= Quorn Baptist Church =

Church in Leicestershire, England

Quorn Baptist Church is a Baptist church in the village of Quorn, Leicestershire, England. The church is part of the Baptist Union but its congregation is made up of Christians from a variety of church backgrounds. It is a Grade II listed building.

== History ==
The original meeting house was the granite house opposite the present chapel, which was licensed for meetings in 1760. It was the home of Robert Parkinson, who played an important role in the church's founding. By 1766, preaching was being conducted regularly, the congregation had grown and, in 1770, a neat, plain meeting house was built at a cost of £270.

In 1780, a Sunday school was started by John Gamble. The same year, the church held a revival, with a hundred believers professing their faith and offering themselves for baptism.

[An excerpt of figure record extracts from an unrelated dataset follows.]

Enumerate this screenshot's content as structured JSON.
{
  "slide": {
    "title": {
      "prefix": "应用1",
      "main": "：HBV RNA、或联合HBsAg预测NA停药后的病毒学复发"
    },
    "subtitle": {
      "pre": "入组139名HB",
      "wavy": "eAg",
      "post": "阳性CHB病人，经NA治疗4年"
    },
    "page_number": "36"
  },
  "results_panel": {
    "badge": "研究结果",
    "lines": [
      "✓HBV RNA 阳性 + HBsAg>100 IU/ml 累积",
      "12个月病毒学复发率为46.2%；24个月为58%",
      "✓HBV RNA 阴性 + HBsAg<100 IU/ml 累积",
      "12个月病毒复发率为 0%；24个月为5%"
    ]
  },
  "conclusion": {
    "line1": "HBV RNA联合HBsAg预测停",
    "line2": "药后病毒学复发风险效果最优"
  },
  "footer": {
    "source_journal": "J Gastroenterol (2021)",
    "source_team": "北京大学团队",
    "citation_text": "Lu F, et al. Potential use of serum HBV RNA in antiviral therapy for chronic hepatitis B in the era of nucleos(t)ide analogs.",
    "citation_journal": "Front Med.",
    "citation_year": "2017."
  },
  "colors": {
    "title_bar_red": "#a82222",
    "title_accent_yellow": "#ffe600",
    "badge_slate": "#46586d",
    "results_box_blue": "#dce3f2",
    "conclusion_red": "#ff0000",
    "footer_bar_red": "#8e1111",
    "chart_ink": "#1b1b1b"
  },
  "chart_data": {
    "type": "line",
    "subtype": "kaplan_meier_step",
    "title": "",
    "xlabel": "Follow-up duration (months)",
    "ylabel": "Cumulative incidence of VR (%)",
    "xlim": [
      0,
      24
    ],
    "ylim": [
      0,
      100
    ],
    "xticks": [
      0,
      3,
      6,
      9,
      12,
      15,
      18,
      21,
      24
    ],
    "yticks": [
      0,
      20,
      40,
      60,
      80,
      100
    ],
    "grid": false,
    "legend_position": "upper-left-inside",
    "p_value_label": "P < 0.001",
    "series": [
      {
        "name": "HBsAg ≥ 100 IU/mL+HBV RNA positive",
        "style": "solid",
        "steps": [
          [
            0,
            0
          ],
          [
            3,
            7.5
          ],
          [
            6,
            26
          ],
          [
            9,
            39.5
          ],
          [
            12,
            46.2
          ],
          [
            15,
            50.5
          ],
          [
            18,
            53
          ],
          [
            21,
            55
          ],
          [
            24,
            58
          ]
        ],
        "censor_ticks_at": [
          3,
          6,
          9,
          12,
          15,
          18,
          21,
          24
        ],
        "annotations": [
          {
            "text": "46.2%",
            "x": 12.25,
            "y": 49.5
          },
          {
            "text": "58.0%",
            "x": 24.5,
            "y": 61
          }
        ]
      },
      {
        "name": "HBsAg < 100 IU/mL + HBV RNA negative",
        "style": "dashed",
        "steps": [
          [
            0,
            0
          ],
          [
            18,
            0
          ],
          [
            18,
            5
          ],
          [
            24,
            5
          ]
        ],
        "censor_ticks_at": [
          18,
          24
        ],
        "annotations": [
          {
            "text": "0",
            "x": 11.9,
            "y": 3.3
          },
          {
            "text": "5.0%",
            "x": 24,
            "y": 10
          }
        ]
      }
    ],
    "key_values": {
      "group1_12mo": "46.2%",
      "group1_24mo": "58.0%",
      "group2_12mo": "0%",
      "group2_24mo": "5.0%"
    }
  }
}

The meeting house was enlarged in 1780 at a cost of £160, but by 1790 it was again found to be too small to seat the members so the walls and roof were raised and galleries placed on three sides, all at a further cost of £200.

The three-storied middle building housing the present vestry was erected in 1818. Further alterations took place in 1846 and 1861, all to give more seating. In 1884, some old cottages were purchased, demolished and the present Sunday Schoolroom built in 1897 at a cost of £540.

== Current Church Activities ==
In 2011, the pews and organ were removed to make the church more accessible and to support its present mission. The church has a choir, a kids' club, and monthly communion. The minister is Ian Smith.